REPL set MCP servers

Role Configuration

When you create a role, you have the following MCP-related configuration options available to you:

enabled_mcp_servers:           # Which MCP servers the role uses. Accepts either a YAML list (as shown)
  - github                     # or a comma-separated string (e.g. `enabled_mcp_servers: github,slack`).

The values for mapping_mcp_servers are inherited from the [global configuration](#global-configuration).

For more information about roles, refer to the Roles documentation.

Agent Configuration

When you create an agent, you have the following MCP-related configuration options available to you:

mcp_servers:                 # Which MCP servers the agent uses
  - github
  - docker

The values for mapping_mcp_servers are inherited from the global configuration.

For more information about agents, refer to the Agents documentation.

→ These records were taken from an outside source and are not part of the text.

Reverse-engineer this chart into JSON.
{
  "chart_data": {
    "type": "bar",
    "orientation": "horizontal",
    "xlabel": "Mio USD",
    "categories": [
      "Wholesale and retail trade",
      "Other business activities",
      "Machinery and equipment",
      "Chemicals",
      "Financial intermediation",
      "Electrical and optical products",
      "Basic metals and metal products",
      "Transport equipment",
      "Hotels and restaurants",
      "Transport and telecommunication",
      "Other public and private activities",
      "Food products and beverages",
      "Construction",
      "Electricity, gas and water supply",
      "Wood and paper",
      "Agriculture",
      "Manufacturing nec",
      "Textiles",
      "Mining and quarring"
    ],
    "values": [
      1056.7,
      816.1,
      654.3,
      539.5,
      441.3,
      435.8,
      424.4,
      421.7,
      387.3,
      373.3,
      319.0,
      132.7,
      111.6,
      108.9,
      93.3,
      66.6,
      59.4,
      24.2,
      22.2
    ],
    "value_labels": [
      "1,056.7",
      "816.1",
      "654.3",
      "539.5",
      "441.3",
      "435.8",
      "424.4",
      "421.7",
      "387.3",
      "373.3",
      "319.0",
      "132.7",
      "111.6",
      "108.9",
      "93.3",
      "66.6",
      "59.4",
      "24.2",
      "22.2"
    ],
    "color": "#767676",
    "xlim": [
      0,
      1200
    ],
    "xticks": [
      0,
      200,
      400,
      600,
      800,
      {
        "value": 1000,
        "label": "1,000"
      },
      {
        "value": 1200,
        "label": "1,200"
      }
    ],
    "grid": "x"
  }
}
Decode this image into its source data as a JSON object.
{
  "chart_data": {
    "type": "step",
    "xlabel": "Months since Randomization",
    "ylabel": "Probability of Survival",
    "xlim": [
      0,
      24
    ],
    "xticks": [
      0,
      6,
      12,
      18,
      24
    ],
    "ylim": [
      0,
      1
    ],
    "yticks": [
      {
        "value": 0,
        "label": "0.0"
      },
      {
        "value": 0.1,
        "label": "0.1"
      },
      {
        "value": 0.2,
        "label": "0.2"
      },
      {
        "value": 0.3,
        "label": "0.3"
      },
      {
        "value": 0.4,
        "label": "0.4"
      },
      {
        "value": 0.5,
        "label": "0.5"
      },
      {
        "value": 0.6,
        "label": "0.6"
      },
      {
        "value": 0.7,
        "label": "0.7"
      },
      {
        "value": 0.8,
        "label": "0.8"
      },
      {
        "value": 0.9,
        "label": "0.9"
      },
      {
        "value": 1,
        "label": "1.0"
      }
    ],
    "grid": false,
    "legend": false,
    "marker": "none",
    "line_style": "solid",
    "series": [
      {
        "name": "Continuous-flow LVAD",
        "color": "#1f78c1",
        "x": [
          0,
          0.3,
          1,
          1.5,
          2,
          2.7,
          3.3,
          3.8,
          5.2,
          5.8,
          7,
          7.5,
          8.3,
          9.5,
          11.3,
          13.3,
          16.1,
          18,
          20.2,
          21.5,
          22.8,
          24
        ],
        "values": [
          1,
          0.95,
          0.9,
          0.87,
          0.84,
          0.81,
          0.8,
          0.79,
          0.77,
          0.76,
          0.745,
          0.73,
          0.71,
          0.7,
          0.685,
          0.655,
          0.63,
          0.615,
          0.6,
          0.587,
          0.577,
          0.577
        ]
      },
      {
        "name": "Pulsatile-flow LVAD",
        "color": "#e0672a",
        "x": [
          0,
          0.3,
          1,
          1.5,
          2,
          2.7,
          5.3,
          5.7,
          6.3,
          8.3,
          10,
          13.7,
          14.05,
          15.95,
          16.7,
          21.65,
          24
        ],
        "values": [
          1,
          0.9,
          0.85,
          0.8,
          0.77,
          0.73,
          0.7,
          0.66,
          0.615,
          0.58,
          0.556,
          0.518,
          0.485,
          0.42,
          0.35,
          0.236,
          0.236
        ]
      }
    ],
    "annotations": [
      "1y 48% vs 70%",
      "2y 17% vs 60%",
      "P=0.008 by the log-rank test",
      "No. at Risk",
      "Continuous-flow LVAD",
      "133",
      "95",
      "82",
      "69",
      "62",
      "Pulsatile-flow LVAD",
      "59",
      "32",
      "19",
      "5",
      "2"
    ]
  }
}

For a full example configuration for an agent, see the Agent Configuration Example file.

Sandbox Compatibility

If you run Coyote inside a Sandbox, MCP servers often need extra setup beyond what works on your host because the sandbox's network proxy denies all unlisted domains.

The bundled assets/functions/sbx-mixin.yaml (installed via coyote --install functions) already allowlists the defaults shipped in the built-in mcp.json: github MCP (api.githubcopilot.com), atlassian MCP (mcp.atlassian.com), ddg-search MCP (duckduckgo.com + subdomains), plus the npm registry and Docker registries that npx/uvx-based MCP servers pull from.

For your own MCP servers, add the relevant domains to a user-level sbx-mixin.yaml. Brief example:

# ~/.config/coyote/sbx-mixin.yaml
schemaVersion: "1"
kind: mixin
name: my-mcp-domains
network:
  allowedDomains:
    - "api.example-mcp.com:443"
    - "auth.example-mcp.com:443"

See Sandboxes: Extending the Sandbox for the full discovery path table.

Sandbox caveats

  • Containerized MCP servers (docker run -i ...) require their image registry to be in allowedDomains. The sandbox's nested Docker daemon needs to pull the image. Declare ghcr.io, registry-1.docker.io, and auth.docker.io (or whichever registry you pull from) explicitly. The built-in functions/sbx-mixin.yaml already covers these for the defaults.
  • OAuth-based remote MCP servers (e.g. Atlassian via mcp-remote) need the OAuth host's domain too. Failures here often look like indefinite hangs at "Authorizing..." with no useful error.
  • Host file mounts do not survive into the sandbox. Only the project workspace is mounted. If your MCP server reads secrets from a file on the host (e.g. ~/.config/<service>/credentials), copy it in via sbx cp before starting Coyote, or inject the secret as an env var via the Vault instead.
  • The npx/uvx MCP server install pulls from public registries on first run. That can take 30+ seconds inside a fresh sandbox while it downloads and compiles. This is normal. Subsequent attaches reuse the cached install.